The number of adults with high levels of debt on credit cards, store cards, loans and overdrafts has increased by 30% since this time last year, according to debt consultancy Thomas Charles.
Around 18% of adults now owe more than £10,000 in unsecured debt - such as on credit cards, store cards and loans - while 5% have unsecured debts worth at least £30,000.
Among those who owe at least five figures, 25% admitted they frequently struggled to meet their monthly repayments.
This figure has risen from 21% in August 2006, but is down from a peak of 30% in October last year.
According to the research, men tend to owe more than women, with 13% owing more than £15,000 compared with 11% of women.
But despite this, 27% of women are more likely to struggle with the repayments compared with 24% of men.
James Falla, director of Thomas Charles, said: "Over the past year we have seen a sharp increase in the number of people who have taken on unsecured debt and are now struggling with repayments.
"These high levels of unsecured debt are clearly linked to the rise in interest rates over the past 12 months.
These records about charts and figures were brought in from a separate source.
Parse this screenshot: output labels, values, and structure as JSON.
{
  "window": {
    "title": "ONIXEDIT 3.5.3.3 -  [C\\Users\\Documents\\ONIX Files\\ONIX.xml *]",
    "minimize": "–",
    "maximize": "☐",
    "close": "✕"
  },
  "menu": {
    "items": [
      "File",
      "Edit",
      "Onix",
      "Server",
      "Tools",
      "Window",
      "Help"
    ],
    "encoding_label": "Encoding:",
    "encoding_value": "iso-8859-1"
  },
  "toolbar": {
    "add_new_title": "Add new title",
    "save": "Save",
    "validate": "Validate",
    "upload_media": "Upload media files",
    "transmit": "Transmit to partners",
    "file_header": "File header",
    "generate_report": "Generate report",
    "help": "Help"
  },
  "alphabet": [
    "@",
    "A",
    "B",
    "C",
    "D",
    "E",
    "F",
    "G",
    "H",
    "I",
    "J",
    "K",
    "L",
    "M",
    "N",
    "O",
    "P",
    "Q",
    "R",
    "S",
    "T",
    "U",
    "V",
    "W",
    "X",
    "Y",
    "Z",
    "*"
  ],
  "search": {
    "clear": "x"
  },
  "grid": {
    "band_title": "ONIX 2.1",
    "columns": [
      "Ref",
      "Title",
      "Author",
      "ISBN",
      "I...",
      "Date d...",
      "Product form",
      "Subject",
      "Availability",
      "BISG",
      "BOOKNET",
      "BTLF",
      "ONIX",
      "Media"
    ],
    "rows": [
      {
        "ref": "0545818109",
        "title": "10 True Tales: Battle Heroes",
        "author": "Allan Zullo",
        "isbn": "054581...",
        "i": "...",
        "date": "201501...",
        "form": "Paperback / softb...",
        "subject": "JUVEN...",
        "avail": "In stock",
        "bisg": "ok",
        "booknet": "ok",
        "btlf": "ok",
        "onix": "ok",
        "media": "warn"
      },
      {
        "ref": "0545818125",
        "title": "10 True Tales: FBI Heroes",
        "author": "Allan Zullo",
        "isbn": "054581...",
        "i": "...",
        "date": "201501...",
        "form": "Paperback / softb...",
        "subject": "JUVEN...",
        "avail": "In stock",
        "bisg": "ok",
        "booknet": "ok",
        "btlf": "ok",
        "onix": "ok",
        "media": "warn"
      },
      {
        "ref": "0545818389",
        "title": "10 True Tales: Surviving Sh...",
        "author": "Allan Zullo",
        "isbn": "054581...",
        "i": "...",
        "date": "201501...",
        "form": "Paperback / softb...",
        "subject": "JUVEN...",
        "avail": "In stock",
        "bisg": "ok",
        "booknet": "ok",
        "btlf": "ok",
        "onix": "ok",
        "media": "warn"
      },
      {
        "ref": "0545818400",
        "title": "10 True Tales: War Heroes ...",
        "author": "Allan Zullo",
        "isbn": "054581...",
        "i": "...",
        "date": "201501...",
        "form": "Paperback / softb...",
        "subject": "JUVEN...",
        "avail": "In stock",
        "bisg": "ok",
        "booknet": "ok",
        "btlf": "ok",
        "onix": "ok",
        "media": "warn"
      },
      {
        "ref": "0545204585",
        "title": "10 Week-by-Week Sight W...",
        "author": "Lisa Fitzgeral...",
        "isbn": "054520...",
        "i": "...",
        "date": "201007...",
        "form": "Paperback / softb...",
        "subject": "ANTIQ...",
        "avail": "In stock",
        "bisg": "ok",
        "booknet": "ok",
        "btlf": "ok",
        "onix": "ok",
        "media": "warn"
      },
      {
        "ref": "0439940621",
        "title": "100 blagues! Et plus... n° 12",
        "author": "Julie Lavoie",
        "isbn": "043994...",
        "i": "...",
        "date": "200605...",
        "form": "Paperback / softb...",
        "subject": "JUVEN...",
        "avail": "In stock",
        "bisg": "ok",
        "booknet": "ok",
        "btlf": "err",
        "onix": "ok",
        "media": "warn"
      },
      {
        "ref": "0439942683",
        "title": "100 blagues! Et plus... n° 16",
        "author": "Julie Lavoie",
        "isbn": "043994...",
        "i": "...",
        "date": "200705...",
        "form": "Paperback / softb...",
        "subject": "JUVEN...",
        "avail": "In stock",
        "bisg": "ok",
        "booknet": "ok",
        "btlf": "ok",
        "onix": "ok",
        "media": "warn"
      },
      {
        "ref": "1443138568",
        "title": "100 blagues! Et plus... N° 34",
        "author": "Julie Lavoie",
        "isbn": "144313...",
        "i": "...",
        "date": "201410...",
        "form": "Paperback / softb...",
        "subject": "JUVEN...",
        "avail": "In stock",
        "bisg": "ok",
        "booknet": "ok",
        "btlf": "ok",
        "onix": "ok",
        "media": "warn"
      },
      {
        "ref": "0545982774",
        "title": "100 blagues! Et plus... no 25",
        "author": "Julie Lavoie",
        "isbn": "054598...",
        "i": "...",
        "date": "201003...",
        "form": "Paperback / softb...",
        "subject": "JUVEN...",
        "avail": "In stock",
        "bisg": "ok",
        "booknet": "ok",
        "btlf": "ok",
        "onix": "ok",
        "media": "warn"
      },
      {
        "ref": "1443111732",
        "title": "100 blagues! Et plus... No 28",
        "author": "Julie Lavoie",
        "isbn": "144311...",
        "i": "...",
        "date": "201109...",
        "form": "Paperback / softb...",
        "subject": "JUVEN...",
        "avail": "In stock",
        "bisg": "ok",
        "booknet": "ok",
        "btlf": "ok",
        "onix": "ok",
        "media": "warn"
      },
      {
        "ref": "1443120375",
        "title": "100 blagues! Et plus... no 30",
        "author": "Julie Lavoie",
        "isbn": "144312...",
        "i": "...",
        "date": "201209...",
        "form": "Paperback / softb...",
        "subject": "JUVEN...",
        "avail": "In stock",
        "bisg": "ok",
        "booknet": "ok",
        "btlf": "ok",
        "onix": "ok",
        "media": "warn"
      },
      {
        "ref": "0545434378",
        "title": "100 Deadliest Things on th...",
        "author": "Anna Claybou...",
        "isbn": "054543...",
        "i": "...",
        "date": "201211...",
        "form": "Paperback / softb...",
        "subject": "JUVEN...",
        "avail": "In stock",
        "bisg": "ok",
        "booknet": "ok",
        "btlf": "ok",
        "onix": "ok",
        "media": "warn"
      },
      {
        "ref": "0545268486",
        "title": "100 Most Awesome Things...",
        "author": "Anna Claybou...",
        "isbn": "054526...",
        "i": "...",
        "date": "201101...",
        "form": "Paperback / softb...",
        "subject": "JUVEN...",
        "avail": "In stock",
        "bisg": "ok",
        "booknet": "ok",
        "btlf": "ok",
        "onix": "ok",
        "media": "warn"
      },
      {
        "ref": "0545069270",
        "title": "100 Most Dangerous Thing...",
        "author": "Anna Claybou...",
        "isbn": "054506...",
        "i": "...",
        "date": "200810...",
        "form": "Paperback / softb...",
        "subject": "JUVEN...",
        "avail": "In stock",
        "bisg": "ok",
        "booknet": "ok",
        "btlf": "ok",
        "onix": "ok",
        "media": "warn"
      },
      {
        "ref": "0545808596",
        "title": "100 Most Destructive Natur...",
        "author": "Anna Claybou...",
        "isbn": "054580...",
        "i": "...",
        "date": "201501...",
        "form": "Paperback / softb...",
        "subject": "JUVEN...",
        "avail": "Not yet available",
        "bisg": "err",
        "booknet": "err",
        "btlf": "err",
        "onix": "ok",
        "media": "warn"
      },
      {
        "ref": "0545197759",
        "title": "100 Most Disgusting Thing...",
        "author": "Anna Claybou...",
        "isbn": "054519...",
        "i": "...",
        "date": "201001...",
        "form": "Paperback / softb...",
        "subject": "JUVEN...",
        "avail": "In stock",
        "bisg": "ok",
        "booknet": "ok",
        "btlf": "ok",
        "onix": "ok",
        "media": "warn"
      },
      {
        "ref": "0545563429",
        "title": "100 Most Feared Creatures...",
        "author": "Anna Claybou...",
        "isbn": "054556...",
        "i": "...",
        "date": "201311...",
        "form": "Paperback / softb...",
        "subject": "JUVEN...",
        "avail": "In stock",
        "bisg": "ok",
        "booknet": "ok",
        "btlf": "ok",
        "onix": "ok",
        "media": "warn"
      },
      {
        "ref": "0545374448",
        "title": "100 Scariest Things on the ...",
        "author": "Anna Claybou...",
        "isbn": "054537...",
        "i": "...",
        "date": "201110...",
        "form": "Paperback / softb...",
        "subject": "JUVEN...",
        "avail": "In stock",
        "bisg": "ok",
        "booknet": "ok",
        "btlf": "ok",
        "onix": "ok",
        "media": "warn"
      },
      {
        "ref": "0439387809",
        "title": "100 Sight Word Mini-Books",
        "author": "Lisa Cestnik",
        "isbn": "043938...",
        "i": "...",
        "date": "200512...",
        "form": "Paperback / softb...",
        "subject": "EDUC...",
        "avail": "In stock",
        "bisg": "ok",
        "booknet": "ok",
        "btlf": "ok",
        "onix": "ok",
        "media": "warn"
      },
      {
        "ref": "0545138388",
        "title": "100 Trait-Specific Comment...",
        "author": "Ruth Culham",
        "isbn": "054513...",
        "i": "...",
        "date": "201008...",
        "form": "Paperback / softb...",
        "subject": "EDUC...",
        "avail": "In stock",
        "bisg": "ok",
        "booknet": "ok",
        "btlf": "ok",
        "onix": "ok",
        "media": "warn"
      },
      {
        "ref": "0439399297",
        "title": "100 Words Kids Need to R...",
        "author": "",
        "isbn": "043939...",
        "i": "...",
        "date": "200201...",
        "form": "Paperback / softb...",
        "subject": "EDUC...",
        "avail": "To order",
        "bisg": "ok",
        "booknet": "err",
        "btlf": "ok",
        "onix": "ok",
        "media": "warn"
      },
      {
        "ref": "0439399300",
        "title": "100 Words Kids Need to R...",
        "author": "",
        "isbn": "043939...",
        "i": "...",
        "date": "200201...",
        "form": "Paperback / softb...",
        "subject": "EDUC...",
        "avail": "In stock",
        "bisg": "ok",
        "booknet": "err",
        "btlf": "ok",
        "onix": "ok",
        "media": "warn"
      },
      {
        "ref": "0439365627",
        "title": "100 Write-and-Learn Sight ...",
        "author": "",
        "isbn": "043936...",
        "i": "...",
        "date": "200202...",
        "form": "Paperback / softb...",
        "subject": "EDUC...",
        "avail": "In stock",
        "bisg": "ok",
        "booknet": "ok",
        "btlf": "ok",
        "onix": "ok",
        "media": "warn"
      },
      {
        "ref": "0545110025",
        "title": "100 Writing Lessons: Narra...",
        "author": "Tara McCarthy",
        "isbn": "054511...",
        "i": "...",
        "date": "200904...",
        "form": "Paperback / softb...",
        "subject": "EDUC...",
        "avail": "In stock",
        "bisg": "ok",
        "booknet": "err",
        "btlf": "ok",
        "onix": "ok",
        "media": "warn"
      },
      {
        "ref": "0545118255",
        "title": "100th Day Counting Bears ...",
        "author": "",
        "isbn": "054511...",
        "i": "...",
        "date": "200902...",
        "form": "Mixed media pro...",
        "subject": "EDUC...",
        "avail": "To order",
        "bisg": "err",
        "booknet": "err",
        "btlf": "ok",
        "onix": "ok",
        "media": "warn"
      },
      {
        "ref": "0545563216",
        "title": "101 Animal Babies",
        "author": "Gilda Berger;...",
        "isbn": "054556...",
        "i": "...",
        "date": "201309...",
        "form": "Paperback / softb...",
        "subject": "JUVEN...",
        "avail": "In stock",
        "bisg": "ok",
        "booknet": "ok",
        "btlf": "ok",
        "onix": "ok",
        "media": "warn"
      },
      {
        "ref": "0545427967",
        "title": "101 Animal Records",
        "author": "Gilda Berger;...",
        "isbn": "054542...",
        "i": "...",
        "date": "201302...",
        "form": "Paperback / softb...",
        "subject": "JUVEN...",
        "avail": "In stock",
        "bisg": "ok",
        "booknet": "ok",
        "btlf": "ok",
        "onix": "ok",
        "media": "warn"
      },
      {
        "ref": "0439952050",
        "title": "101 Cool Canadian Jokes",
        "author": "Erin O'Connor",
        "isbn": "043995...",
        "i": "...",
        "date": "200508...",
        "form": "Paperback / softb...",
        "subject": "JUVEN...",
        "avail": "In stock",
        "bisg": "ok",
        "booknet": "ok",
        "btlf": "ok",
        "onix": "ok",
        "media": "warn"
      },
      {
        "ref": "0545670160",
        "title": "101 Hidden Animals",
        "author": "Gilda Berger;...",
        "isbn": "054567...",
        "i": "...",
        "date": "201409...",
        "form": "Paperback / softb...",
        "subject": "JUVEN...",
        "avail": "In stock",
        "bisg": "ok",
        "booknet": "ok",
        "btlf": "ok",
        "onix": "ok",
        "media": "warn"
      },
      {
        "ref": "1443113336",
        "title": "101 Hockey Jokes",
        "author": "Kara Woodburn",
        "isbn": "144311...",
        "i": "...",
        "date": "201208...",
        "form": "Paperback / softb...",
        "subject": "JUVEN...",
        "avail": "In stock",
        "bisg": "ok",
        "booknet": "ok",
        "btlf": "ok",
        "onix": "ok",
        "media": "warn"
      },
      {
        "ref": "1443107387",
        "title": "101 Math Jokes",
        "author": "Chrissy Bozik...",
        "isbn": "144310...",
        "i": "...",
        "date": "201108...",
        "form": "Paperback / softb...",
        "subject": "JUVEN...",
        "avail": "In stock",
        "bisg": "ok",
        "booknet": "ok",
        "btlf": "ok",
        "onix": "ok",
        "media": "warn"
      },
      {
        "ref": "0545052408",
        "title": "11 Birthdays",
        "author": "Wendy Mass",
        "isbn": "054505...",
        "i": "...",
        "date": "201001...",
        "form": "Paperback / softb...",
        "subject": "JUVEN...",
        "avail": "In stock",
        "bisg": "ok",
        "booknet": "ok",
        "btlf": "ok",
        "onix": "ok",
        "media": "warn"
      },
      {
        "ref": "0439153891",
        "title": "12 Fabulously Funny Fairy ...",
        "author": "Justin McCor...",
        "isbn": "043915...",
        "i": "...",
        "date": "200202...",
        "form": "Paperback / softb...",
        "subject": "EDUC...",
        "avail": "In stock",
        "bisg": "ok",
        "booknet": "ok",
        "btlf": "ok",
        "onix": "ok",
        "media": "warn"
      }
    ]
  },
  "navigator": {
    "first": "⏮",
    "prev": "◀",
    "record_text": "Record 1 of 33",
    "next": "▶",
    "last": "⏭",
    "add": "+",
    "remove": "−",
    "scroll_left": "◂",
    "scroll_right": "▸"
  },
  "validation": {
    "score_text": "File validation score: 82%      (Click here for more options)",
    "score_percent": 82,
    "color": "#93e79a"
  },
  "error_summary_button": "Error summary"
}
A record rise in house prices, especially in London and the south-east, has led to a growing discrepancy between mortgage payments and salaries.
"The high pressure to maintain social and commercial status, particularly experienced by women, often goes hand in hand with high expenditure on the high street."
But Falla warned that borrowers affected by the higher interest rates were storing up debt problems for the future, and instead of reducing their expenditure were taking on further unsecured loans and credit card debt.
Awaiting insolvency figures
Tomorrow, the government will publish official figures showing the number of personal bankruptcies and insolvencies in the second quarter of this year.
In the first three months of the year 30,075 people went bankrupt or took out an individual voluntary arrangement (IVA) - the first time a quarterly total had broken the 30,000 mark.
Two rate rises in the months since then are likely to have put further pressure on borrowers on variable rate deals, which could mean another sharp increase in bankruptcy figures.
However, the Consumer Credit Counselling Service (CCCS) said that while it expected to see a rise in the number of personal bankruptcies, the number of IVAs taken out by borrowers looked set to fall, as a result of a growing dissatisfaction with profit-making IVA firms.
"Bankruptcies are likely to be up and calls to CCCS helplines are up, which suggests that people are contacting us earlier when financial counselling can resolve their problems," said CCCS chairman Malcolm Hurlston.
"A better understanding of how to keep on top of unsecured debt is reflected in the slow-down in unsecured borrowing over the past couple of years.
"The biggest problem today for consumer borrowers is no longer the ubiquitous credit card; rather it will come from secured borrowing and the rising cost of mortgage debt."